The article, published in May in the Journal of General Internal Medicine, searched for ratings or reviews of 300 Boston physicians on 33 rating sites, including Angie’s List. The Indianapolis-based company offers health care reviews in all its 125 markets nationwide.

Roughly one in four of the Boston docs were mentioned on any of the sites. And only one in six had a patient write a narrative review of them.

Among those narrative reviews, 89 percent were positive and only 11 percent negative. A 2009 IBJ article also found that comments on physician rating sites were more positive than negative—in spite of fierce criticism of the sites by doctors.

“Despite controversy surrounding these sites, their use by patients has been limited to date, and a majority of reviews appear to be positive,” wrote lead author Dr. Tara Lagu, of the Baystate Medical Center in Springfield, Mass.

Some physicians appeared to be padding their ratings by writing reviews about themselves—or having their staff members write them. One review noted that a female physician was a “faculty member of the Reproductive Endocrinology Unit” and “an associate professor in medicine” at the local medical school. “She not only sees patients but also does research and edits a professional journal,” the review said, “so she is definitely up-to-date on all the latest developments in reproductive endocrinology. Highly recommend her.”

Angie Hicks, chief marketing officer at Angie’s List, said the journal article provides some validation to her company’s health care ratings.

“There’s still an element where consumers like to understand how other patients have reacted,” she said. She added that physicians have grown more comfortable with Angie’s List reviews the longer they’ve been out there.
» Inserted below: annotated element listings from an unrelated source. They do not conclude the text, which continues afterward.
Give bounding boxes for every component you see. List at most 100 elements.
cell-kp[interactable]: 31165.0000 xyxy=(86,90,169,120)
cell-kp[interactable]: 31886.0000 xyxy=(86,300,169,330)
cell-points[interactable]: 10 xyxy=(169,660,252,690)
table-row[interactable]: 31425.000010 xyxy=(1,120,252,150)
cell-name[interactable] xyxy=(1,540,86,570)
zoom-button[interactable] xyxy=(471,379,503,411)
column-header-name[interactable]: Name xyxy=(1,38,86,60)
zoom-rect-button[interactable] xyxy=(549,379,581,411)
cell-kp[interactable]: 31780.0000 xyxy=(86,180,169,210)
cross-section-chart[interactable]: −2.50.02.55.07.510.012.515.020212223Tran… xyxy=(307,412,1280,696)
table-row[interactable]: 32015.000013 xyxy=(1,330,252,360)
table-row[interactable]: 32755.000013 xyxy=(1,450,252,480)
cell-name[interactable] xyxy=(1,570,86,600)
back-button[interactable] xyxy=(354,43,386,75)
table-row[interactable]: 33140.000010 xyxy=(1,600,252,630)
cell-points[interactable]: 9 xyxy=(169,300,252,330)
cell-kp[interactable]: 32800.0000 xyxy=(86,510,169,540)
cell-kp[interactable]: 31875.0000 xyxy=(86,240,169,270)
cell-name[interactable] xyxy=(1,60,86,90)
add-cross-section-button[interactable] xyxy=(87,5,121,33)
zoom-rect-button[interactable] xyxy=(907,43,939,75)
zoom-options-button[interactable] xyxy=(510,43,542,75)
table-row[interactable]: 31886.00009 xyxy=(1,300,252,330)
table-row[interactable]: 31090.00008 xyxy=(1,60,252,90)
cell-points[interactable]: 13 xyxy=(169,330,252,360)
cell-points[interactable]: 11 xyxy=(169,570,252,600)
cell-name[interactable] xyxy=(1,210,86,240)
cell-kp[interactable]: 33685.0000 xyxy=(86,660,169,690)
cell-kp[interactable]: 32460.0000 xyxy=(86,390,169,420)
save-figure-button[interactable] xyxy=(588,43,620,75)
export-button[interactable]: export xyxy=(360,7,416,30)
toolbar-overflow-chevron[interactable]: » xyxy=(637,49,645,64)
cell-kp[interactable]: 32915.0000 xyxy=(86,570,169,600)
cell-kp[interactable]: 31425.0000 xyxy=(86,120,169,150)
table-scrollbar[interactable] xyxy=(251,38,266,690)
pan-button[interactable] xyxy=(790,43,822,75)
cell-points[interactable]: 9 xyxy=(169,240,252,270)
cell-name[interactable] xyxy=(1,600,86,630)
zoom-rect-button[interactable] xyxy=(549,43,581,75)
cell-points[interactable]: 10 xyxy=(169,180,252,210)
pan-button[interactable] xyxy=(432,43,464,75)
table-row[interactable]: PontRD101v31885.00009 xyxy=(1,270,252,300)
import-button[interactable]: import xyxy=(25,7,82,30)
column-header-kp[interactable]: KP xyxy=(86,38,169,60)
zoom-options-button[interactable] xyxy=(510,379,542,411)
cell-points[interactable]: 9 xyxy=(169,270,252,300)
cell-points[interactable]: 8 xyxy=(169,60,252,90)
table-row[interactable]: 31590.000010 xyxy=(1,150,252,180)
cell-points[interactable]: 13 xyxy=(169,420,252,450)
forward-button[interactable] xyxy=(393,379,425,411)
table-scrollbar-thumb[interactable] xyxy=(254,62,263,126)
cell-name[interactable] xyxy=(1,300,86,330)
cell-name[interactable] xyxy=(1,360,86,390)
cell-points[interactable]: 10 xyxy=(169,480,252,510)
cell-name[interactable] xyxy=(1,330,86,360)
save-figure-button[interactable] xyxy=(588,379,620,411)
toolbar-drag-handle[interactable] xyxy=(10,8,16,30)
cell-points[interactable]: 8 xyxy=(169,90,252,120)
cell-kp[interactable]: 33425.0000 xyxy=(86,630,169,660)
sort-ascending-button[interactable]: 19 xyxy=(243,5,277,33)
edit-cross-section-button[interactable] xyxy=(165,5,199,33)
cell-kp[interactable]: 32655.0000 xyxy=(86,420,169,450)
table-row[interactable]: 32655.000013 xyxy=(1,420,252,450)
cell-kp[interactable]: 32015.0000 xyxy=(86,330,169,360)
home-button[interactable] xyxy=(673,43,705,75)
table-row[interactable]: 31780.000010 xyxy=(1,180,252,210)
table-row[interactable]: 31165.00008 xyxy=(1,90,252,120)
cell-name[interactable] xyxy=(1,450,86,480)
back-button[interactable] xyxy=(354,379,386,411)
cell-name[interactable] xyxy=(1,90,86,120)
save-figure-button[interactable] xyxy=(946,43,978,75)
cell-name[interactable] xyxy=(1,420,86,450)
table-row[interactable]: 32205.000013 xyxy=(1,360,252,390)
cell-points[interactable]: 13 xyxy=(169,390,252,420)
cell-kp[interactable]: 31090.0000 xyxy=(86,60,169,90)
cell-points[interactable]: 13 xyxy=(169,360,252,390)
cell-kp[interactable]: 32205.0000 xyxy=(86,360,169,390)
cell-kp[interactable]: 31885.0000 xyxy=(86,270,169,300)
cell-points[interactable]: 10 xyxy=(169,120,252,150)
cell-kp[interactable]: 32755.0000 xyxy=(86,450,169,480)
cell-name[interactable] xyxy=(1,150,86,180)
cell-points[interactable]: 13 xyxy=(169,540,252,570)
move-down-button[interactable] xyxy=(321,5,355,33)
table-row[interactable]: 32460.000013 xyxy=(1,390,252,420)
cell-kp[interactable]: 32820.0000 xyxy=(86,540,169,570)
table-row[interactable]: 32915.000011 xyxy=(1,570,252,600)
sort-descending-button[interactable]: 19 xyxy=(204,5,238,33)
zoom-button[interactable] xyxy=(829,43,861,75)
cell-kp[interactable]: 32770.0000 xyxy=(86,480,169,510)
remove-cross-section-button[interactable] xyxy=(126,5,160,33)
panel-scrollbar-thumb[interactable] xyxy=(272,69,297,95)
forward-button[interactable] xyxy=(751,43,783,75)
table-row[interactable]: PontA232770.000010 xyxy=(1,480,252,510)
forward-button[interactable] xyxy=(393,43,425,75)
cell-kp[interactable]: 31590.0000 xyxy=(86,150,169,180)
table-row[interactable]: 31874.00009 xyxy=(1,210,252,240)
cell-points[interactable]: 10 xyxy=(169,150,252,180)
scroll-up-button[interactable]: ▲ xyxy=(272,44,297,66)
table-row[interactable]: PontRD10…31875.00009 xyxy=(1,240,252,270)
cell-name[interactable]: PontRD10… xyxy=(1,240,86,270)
“A lot of what physicians were against were sites that allow anonymous reporting,” she said. Angie’s List does not publicize reviewers’ names next to their comments, but does keep records of which of its subscribers made which comment—in case a physician challenges the veracity of a reviewer’s comment.

But the journal article also had some criticism for the quality of physician rating sites, saying the search tools are cumbersome, advertising is prevalent and information about physicians is incomplete.